Narayana Pillai, J.
1. This is an appeal from the order of a learned single judge functioning as a company judge and reported as Official Liquidator v. ITO : 111ITR398(Ker) .
2. After a winding-up order was passed regarding a company, the ITO demanded from it the tax due from it. That was paid by the official liquidator. But there was a delay of seven days in paying it. That was due to the time taken to get the sanction from the liquidation court. For the delay the ITO levied Rs. 6,228 as interest under Section 220(2) of the I.T. Act, 1961. When the demand for that amount was made, the learned single judge passed the order from which this appeal has been filed. By that order after finding that the provisions of Section 446(1) and (2) of the Companies Act, 1956, applied to the levy and demand of interest, the ITO was restrained from enforcing the claim for interest in any manner other than that provided for in those provisions.

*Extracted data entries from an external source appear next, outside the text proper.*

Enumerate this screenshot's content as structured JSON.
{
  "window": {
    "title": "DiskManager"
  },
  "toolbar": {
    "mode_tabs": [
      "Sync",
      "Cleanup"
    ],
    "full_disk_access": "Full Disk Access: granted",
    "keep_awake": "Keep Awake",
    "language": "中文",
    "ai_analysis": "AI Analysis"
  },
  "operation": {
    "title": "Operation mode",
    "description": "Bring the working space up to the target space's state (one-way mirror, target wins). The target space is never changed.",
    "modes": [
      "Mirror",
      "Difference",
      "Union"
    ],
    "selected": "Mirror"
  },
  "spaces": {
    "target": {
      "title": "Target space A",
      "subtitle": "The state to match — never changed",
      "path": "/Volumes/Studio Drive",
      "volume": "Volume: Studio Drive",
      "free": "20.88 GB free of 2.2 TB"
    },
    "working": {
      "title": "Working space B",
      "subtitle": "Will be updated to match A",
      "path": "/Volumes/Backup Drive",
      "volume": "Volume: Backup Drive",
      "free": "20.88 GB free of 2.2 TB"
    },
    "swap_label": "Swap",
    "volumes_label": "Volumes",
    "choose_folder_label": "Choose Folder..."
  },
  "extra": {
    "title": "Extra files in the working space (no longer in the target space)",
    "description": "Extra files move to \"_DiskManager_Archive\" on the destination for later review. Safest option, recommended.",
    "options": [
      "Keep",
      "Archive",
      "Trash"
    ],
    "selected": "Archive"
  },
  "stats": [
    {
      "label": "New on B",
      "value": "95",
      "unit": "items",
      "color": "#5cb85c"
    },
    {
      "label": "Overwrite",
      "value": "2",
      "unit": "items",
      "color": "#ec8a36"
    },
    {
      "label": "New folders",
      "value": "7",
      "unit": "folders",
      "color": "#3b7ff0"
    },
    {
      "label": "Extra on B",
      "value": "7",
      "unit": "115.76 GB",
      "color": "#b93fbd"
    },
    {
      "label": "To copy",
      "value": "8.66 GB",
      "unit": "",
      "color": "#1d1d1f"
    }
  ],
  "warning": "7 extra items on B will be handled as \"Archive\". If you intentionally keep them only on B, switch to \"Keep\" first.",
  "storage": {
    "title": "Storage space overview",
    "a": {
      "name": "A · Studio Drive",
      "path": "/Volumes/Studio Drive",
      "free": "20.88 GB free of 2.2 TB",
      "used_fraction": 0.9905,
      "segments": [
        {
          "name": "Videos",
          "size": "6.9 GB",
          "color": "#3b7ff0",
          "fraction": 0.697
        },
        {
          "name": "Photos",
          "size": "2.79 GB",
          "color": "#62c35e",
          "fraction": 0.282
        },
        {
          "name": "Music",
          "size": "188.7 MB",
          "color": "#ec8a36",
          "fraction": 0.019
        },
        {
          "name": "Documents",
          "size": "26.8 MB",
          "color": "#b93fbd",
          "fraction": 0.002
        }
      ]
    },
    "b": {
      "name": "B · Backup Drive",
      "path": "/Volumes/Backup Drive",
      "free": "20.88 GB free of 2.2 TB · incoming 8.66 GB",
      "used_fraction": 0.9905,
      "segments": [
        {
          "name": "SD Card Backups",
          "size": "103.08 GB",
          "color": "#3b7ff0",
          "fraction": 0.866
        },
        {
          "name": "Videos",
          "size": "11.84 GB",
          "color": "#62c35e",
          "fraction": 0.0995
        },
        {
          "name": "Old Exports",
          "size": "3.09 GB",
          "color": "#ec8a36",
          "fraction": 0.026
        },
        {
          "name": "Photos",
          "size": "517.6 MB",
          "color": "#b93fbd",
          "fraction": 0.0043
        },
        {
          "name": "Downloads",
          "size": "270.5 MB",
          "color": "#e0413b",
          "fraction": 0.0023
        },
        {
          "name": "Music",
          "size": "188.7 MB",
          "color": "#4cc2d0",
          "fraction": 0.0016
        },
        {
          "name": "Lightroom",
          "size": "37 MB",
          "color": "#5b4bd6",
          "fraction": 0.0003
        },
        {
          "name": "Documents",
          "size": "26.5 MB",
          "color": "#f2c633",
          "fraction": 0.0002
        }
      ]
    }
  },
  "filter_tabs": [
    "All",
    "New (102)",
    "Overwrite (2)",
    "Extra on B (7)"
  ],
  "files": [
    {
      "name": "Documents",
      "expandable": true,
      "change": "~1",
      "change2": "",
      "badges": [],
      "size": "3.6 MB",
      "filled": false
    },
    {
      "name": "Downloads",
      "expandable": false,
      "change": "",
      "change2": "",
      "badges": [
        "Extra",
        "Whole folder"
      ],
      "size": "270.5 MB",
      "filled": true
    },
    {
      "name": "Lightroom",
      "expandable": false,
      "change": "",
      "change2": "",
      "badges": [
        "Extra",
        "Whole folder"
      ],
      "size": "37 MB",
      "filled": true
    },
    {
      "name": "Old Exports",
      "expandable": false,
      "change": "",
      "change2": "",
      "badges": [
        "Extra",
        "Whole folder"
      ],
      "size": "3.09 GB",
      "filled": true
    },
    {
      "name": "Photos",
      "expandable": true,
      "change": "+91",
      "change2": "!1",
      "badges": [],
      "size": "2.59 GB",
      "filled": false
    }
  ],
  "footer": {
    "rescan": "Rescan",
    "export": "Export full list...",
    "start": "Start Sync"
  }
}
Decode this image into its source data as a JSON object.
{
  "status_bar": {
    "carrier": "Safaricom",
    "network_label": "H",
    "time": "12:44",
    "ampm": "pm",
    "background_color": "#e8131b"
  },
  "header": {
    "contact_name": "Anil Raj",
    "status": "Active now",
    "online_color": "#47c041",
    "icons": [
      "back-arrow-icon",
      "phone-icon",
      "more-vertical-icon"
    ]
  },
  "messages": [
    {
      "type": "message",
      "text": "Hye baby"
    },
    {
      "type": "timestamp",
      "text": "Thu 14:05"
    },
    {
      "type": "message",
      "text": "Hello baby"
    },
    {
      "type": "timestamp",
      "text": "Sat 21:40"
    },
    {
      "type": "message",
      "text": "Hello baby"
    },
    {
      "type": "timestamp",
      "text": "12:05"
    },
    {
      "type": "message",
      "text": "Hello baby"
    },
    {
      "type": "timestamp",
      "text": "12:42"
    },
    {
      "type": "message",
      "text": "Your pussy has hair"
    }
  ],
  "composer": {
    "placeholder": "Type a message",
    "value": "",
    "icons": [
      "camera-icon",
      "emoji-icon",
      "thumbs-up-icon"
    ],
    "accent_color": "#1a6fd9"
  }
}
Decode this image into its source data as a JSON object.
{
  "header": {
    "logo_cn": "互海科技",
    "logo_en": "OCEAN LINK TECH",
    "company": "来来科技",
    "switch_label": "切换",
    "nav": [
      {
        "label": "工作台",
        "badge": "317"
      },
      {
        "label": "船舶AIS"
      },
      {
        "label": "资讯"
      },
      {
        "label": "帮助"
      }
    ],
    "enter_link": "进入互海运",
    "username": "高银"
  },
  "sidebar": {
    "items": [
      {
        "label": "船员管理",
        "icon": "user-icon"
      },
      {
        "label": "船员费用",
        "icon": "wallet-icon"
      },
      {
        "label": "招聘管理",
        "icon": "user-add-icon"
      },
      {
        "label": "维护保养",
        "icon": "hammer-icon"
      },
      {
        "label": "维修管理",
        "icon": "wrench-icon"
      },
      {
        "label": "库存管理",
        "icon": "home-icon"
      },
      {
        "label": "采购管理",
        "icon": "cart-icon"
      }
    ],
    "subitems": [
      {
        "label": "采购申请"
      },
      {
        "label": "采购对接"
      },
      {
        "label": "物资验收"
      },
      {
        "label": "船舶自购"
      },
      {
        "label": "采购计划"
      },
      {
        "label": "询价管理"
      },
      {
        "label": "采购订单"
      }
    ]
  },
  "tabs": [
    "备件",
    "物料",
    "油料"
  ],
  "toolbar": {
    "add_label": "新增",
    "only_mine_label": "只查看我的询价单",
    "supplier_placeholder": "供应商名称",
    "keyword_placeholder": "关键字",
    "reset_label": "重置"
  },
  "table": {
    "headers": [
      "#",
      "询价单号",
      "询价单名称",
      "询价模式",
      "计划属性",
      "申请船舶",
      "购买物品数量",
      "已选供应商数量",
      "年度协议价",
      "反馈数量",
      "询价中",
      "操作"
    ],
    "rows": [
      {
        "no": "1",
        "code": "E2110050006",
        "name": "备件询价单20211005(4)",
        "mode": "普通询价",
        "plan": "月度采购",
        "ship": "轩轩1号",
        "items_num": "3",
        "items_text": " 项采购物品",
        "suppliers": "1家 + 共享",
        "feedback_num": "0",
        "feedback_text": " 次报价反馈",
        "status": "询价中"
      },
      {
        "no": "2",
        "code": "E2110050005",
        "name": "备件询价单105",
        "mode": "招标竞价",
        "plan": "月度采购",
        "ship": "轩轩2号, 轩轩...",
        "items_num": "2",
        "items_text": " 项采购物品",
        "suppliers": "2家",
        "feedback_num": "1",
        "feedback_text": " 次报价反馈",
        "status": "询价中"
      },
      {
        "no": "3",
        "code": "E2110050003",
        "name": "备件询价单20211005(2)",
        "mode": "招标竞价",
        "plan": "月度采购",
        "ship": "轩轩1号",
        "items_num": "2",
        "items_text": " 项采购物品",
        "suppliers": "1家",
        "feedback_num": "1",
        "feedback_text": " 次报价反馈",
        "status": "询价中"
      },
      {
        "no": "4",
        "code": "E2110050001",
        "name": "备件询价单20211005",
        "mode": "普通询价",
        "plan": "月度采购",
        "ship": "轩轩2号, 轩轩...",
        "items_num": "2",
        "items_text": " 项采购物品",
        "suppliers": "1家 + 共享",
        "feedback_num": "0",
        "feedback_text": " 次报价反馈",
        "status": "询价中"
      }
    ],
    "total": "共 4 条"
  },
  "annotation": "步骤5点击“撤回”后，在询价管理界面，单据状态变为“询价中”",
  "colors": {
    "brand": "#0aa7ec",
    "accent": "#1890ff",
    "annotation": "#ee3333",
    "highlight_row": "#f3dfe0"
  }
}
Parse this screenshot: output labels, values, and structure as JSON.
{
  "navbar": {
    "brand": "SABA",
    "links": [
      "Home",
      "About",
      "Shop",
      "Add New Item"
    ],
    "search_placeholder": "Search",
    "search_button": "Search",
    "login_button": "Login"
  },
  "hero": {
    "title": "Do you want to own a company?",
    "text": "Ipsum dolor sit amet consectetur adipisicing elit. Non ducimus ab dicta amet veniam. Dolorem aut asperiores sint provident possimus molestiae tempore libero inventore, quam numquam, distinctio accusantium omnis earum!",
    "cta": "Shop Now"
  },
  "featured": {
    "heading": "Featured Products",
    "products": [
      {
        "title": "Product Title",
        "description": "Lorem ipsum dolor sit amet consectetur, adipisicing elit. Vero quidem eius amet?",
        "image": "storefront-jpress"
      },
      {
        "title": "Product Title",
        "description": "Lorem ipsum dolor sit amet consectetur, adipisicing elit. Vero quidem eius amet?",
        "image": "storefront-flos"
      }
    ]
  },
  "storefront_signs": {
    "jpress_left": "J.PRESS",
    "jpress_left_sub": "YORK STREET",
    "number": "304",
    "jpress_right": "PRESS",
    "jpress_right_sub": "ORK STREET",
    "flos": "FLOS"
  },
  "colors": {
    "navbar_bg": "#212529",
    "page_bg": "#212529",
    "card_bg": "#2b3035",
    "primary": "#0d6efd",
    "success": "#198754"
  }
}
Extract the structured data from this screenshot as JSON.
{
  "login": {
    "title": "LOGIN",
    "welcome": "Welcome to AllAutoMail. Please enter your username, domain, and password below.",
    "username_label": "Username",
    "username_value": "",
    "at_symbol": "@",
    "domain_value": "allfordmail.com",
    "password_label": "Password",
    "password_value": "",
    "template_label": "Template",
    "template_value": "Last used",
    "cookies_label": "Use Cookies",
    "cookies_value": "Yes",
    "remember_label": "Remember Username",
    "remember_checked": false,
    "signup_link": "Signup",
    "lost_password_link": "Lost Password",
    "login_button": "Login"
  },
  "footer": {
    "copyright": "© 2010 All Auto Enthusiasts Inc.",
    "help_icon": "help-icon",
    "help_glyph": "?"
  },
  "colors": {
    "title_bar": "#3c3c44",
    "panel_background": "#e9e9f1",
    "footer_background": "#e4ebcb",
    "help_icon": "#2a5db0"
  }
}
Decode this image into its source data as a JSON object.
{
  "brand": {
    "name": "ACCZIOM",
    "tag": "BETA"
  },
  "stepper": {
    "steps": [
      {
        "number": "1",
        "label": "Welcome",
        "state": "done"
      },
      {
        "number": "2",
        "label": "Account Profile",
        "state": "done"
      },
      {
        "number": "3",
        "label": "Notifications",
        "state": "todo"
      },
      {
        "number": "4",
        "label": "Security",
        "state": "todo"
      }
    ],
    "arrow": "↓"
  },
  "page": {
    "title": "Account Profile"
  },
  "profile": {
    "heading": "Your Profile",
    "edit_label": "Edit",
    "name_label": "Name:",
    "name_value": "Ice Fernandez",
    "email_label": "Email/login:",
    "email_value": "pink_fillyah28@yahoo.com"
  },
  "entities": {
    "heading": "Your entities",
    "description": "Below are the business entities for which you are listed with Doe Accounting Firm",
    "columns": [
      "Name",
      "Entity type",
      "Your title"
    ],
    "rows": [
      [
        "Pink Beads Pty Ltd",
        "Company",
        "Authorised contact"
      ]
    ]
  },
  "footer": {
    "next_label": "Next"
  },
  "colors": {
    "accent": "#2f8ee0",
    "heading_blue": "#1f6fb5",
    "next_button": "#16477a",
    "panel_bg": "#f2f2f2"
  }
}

3. Now, Section 220 of the I.T. Act, so far as is relevant for the present purpose, reads:
'(1) Any amount, otherwise than by way of advance tax, specified as payable in a notice of demand under Section 156 shall be paid within thirty-five days of the service of the notice at the place and to the person mentioned in the notice :...
(2) If the amount specified in any notice of demand under Section 156 is not paid within the period limited under Sub-section (1), the assessee shall be liable to pay simple interest at twelve per cent, per annum from the day commencing after the end of the period mentioned in Sub-section (1)......'
and Section 446 of the Companies Act:
' (1) When a winding-up order has been made or the official liquidator has been appointed as provisional liquidator, no suit or other legal proceeding shall be commenced, or if pending at the date of the winding-up order, shall be proceeded with, against the company, except by leave of the court and subject to such terms as the court may impose.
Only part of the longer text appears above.